By Michael Hurley, CBS Boston
BOSTON (CBS) -- Unlike last year, Tom Brady had not said much about his new helmet during the offseason and summer, as he adapted to change in year 20 of the NFL. That changed on Monday morning, when he was asked in his weekly radio interview about the change forced upon him -- all in the name of safety -- by the NFL and the NFLPA.
"I don't really love the one that I'm in, but I don't really have much of a choice. So I'm just trying to do the best that I can to work with it," Brady said on the Greg Hill Show on WEEI. "And I hated to put [my old helmet]on the shelf, but that was what they kind of said to do, so that's kind of what I'm dealing with."
That question must have gotten some gears turning in Brady's head, because a day later, the quarterback posted the following to his Facebook and Instagram pages: "I think they just didn't like the way the old helmet was working up in New England."
Presumably, the "they" in this message in the NFL, and the "didn't like" has to do with the fact that Brady has simply done too much winning over his two decades under center for the Patriots. As Brady said on Monday, he had worn his previous helmet for the past four Super Bowls, which for most players would represent a whole lot of Super Bowls. (For Brady, it represents almost half of his Super Bowls. The man plays in a lot of Super Bowls.)
Such a comment would obviously have been made in jest. Certainly, the rule change applied to all players, including Drew Brees, Aaron Rodgers and (of course) Antonio Brown.

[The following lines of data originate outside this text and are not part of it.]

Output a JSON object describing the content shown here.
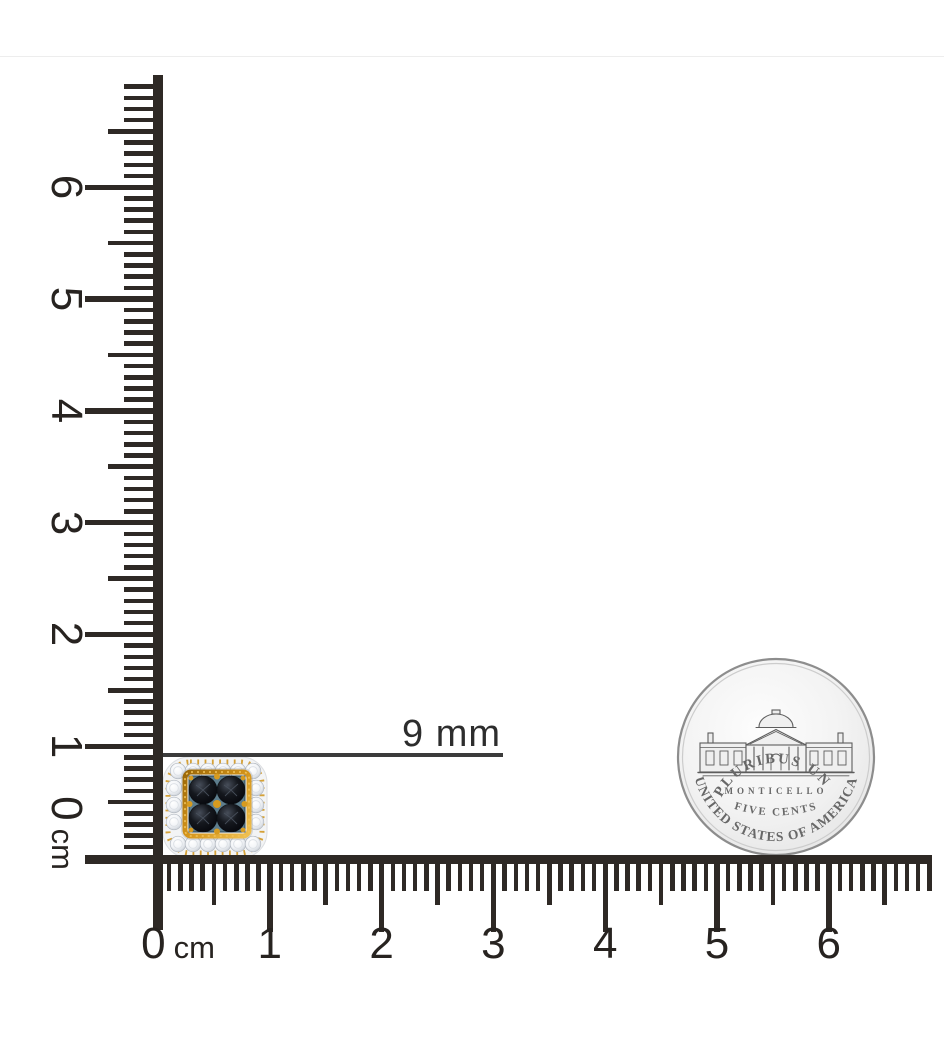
{
  "annotation": {
    "measurement_label": "9 mm"
  },
  "rulers": {
    "unit": "cm",
    "vertical": {
      "labels": [
        "0",
        "1",
        "2",
        "3",
        "4",
        "5",
        "6"
      ],
      "mm_max": 69
    },
    "horizontal": {
      "labels": [
        "0",
        "1",
        "2",
        "3",
        "4",
        "5",
        "6"
      ],
      "mm_max": 69
    }
  },
  "coin": {
    "legend_top": "E PLURIBUS UNUM",
    "building_name": "MONTICELLO",
    "denomination": "FIVE CENTS",
    "legend_bottom": "UNITED STATES OF AMERICA"
  },
  "objects": {
    "earring": "black-diamond-halo-stud-earring",
    "coin": "us-nickel-coin-reverse"
  },
  "colors": {
    "ruler": "#2e2925",
    "annotation_line": "#3b3b3b",
    "gold": "#cf9216",
    "gold_deep": "#9a6708",
    "white_diamond": "#eef0f3",
    "black_diamond": "#0b0d12",
    "coin_silver": "#f1f1f1",
    "coin_rim": "#8d8d8d",
    "coin_text": "#686868"
  }
}
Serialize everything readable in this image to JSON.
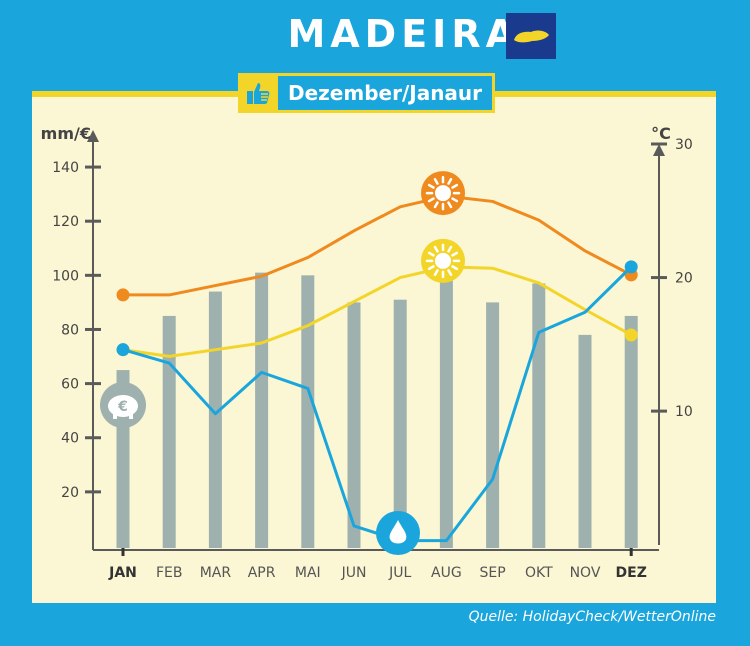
{
  "title": "MADEIRA",
  "badge": {
    "label": "Dezember/Janaur",
    "icon": "thumbs-up-icon"
  },
  "source": "Quelle: HolidayCheck/WetterOnline",
  "colors": {
    "background": "#1aa6dc",
    "panel": "#fbf6d3",
    "accent_yellow": "#f3d52a",
    "bars": "#9fb1ae",
    "orange": "#ef8a1f",
    "yellow": "#f3d52a",
    "blue": "#1aa6dc",
    "axis": "#5a5a5a"
  },
  "chart_data": {
    "type": "bar",
    "categories": [
      "JAN",
      "FEB",
      "MAR",
      "APR",
      "MAI",
      "JUN",
      "JUL",
      "AUG",
      "SEP",
      "OKT",
      "NOV",
      "DEZ"
    ],
    "highlighted_categories": [
      "JAN",
      "DEZ"
    ],
    "left_axis": {
      "label": "mm/€",
      "ticks": [
        20,
        40,
        60,
        80,
        100,
        120,
        140
      ],
      "ylim": [
        0,
        150
      ]
    },
    "right_axis": {
      "label": "°C",
      "ticks": [
        10,
        20,
        30
      ],
      "ylim": [
        -0.1,
        30.3
      ]
    },
    "series": [
      {
        "type": "bar",
        "axis": "left",
        "color": "#9fb1ae",
        "icon": "piggy-bank-euro-icon",
        "values": [
          65,
          85,
          94,
          101,
          100,
          90,
          91,
          98,
          90,
          97,
          78,
          85
        ]
      },
      {
        "type": "line",
        "axis": "right",
        "color": "#ef8a1f",
        "icon": "sun-icon",
        "values": [
          18.7,
          18.7,
          19.4,
          20.1,
          21.5,
          23.5,
          25.3,
          26.1,
          25.7,
          24.3,
          22.0,
          20.2
        ]
      },
      {
        "type": "line",
        "axis": "right",
        "color": "#f3d52a",
        "icon": "sun-icon",
        "values": [
          14.6,
          14.1,
          14.6,
          15.1,
          16.4,
          18.2,
          20.0,
          20.8,
          20.7,
          19.6,
          17.6,
          15.7
        ]
      },
      {
        "type": "line",
        "axis": "right",
        "color": "#1aa6dc",
        "icon": "water-drop-icon",
        "values": [
          14.6,
          13.6,
          9.8,
          12.9,
          11.7,
          1.4,
          0.3,
          0.3,
          4.9,
          15.9,
          17.4,
          20.8
        ]
      }
    ]
  }
}
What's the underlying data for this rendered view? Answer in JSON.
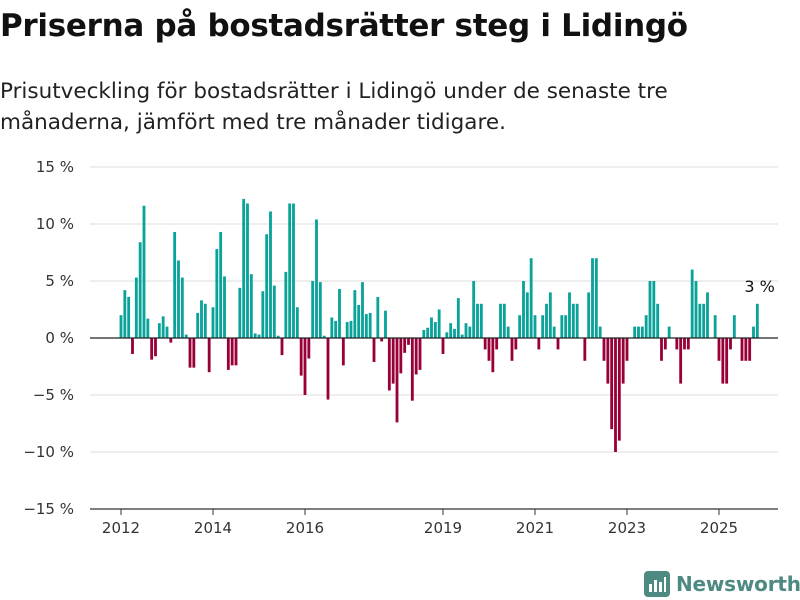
{
  "title": "Priserna på bostadsrätter steg i Lidingö",
  "subtitle": "Prisutveckling för bostadsrätter i Lidingö under de senaste tre månaderna, jämfört med tre månader tidigare.",
  "brand": {
    "name": "Newsworthy",
    "icon": "bar-chart-logo-icon",
    "color": "#4d8a82"
  },
  "colors": {
    "positive": "#0aa39a",
    "negative": "#990039",
    "grid": "#dddddd",
    "zero": "#222222"
  },
  "chart_data": {
    "type": "bar",
    "title": "Priserna på bostadsrätter steg i Lidingö",
    "ylim": [
      -15,
      15
    ],
    "y_ticks": [
      15,
      10,
      5,
      0,
      -5,
      -10,
      -15
    ],
    "y_tick_labels": [
      "15 %",
      "10 %",
      "5 %",
      "0 %",
      "−5 %",
      "−10 %",
      "−15 %"
    ],
    "x_ticks": [
      2012,
      2014,
      2016,
      2019,
      2021,
      2023,
      2025
    ],
    "x_tick_labels": [
      "2012",
      "2014",
      "2016",
      "2019",
      "2021",
      "2023",
      "2025"
    ],
    "grid": true,
    "x_start": 2012.0,
    "x_step_years": 0.0833333,
    "values": [
      2.0,
      4.2,
      3.6,
      -1.4,
      5.3,
      8.4,
      11.6,
      1.7,
      -1.9,
      -1.6,
      1.3,
      1.9,
      1.0,
      -0.4,
      9.3,
      6.8,
      5.3,
      0.3,
      -2.6,
      -2.6,
      2.2,
      3.3,
      3.0,
      -3.0,
      2.7,
      7.8,
      9.3,
      5.4,
      -2.8,
      -2.4,
      -2.4,
      4.4,
      12.2,
      11.8,
      5.6,
      0.4,
      0.3,
      4.1,
      9.1,
      11.1,
      4.6,
      0.2,
      -1.5,
      5.8,
      11.8,
      11.8,
      2.7,
      -3.3,
      -5.0,
      -1.8,
      5.0,
      10.4,
      4.9,
      0.2,
      -5.4,
      1.8,
      1.5,
      4.3,
      -2.4,
      1.4,
      1.5,
      4.2,
      2.9,
      4.9,
      2.1,
      2.2,
      -2.1,
      3.6,
      -0.3,
      2.4,
      -4.6,
      -4.0,
      -7.4,
      -3.1,
      -1.3,
      -0.6,
      -5.5,
      -3.2,
      -2.8,
      0.7,
      0.9,
      1.8,
      1.4,
      2.5,
      -1.4,
      0.5,
      1.3,
      0.8,
      3.5,
      0.3,
      1.3,
      1.0,
      5.0,
      3.0,
      3.0,
      -1.0,
      -2.0,
      -3.0,
      -1.0,
      3.0,
      3.0,
      1.0,
      -2.0,
      -1.0,
      2.0,
      5.0,
      4.0,
      7.0,
      2.0,
      -1.0,
      2.0,
      3.0,
      4.0,
      1.0,
      -1.0,
      2.0,
      2.0,
      4.0,
      3.0,
      3.0,
      0.0,
      -2.0,
      4.0,
      7.0,
      7.0,
      1.0,
      -2.0,
      -4.0,
      -8.0,
      -10.0,
      -9.0,
      -4.0,
      -2.0,
      0.0,
      1.0,
      1.0,
      1.0,
      2.0,
      5.0,
      5.0,
      3.0,
      -2.0,
      -1.0,
      1.0,
      0.0,
      -1.0,
      -4.0,
      -1.0,
      -1.0,
      6.0,
      5.0,
      3.0,
      3.0,
      4.0,
      0.0,
      2.0,
      -2.0,
      -4.0,
      -4.0,
      -1.0,
      2.0,
      0.0,
      -2.0,
      -2.0,
      -2.0,
      1.0,
      3.0
    ],
    "annotations": [
      {
        "text": "3 %",
        "x": 2025.6,
        "y": 3
      }
    ]
  }
}
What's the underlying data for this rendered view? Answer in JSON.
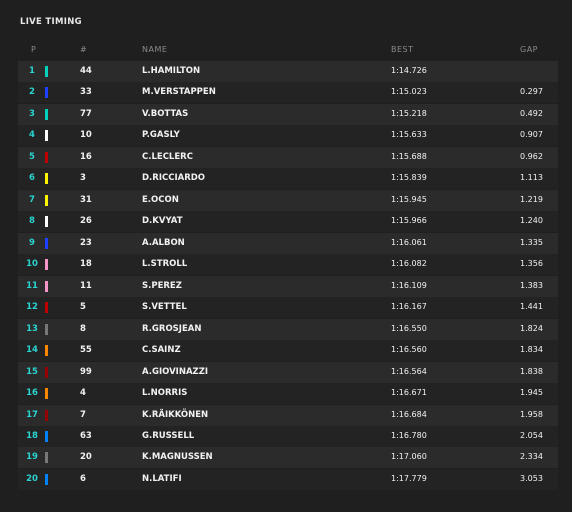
{
  "header": {
    "title": "LIVE TIMING"
  },
  "table": {
    "columns": [
      "P",
      "#",
      "NAME",
      "BEST",
      "GAP"
    ],
    "team_colors": [
      "#00d2be",
      "#1e41ff",
      "#00d2be",
      "#ffffff",
      "#c00000",
      "#fff500",
      "#fff500",
      "#ffffff",
      "#1e41ff",
      "#f596c8",
      "#f596c8",
      "#c00000",
      "#787878",
      "#ff8700",
      "#960000",
      "#ff8700",
      "#960000",
      "#0082fa",
      "#787878",
      "#0082fa"
    ],
    "rows": [
      {
        "pos": 1,
        "num": 44,
        "name": "L.HAMILTON",
        "best": "1:14.726"
      },
      {
        "pos": 2,
        "num": 33,
        "name": "M.VERSTAPPEN",
        "best": "1:15.023",
        "gap": "0.297"
      },
      {
        "pos": 3,
        "num": 77,
        "name": "V.BOTTAS",
        "best": "1:15.218",
        "gap": "0.492"
      },
      {
        "pos": 4,
        "num": 10,
        "name": "P.GASLY",
        "best": "1:15.633",
        "gap": "0.907"
      },
      {
        "pos": 5,
        "num": 16,
        "name": "C.LECLERC",
        "best": "1:15.688",
        "gap": "0.962"
      },
      {
        "pos": 6,
        "num": 3,
        "name": "D.RICCIARDO",
        "best": "1:15.839",
        "gap": "1.113"
      },
      {
        "pos": 7,
        "num": 31,
        "name": "E.OCON",
        "best": "1:15.945",
        "gap": "1.219"
      },
      {
        "pos": 8,
        "num": 26,
        "name": "D.KVYAT",
        "best": "1:15.966",
        "gap": "1.240"
      },
      {
        "pos": 9,
        "num": 23,
        "name": "A.ALBON",
        "best": "1:16.061",
        "gap": "1.335"
      },
      {
        "pos": 10,
        "num": 18,
        "name": "L.STROLL",
        "best": "1:16.082",
        "gap": "1.356"
      },
      {
        "pos": 11,
        "num": 11,
        "name": "S.PEREZ",
        "best": "1:16.109",
        "gap": "1.383"
      },
      {
        "pos": 12,
        "num": 5,
        "name": "S.VETTEL",
        "best": "1:16.167",
        "gap": "1.441"
      },
      {
        "pos": 13,
        "num": 8,
        "name": "R.GROSJEAN",
        "best": "1:16.550",
        "gap": "1.824"
      },
      {
        "pos": 14,
        "num": 55,
        "name": "C.SAINZ",
        "best": "1:16.560",
        "gap": "1.834"
      },
      {
        "pos": 15,
        "num": 99,
        "name": "A.GIOVINAZZI",
        "best": "1:16.564",
        "gap": "1.838"
      },
      {
        "pos": 16,
        "num": 4,
        "name": "L.NORRIS",
        "best": "1:16.671",
        "gap": "1.945"
      },
      {
        "pos": 17,
        "num": 7,
        "name": "K.RÄIKKÖNEN",
        "best": "1:16.684",
        "gap": "1.958"
      },
      {
        "pos": 18,
        "num": 63,
        "name": "G.RUSSELL",
        "best": "1:16.780",
        "gap": "2.054"
      },
      {
        "pos": 19,
        "num": 20,
        "name": "K.MAGNUSSEN",
        "best": "1:17.060",
        "gap": "2.334"
      },
      {
        "pos": 20,
        "num": 6,
        "name": "N.LATIFI",
        "best": "1:17.779",
        "gap": "3.053"
      }
    ]
  }
}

Still, as is the case with just about everything Brady says publicly, there's always at least a little bit of truth behind every joke. That doesn't mean we can expect any holdouts or retirement threats like the Raiders got to experience with Brown, and this doesn't quite rise to the five-alarm level that the silent protest back in 2016 caused. But, given Brady's personal history of -- shall we say -- conflict with the NFL? Add this minor dig to the log.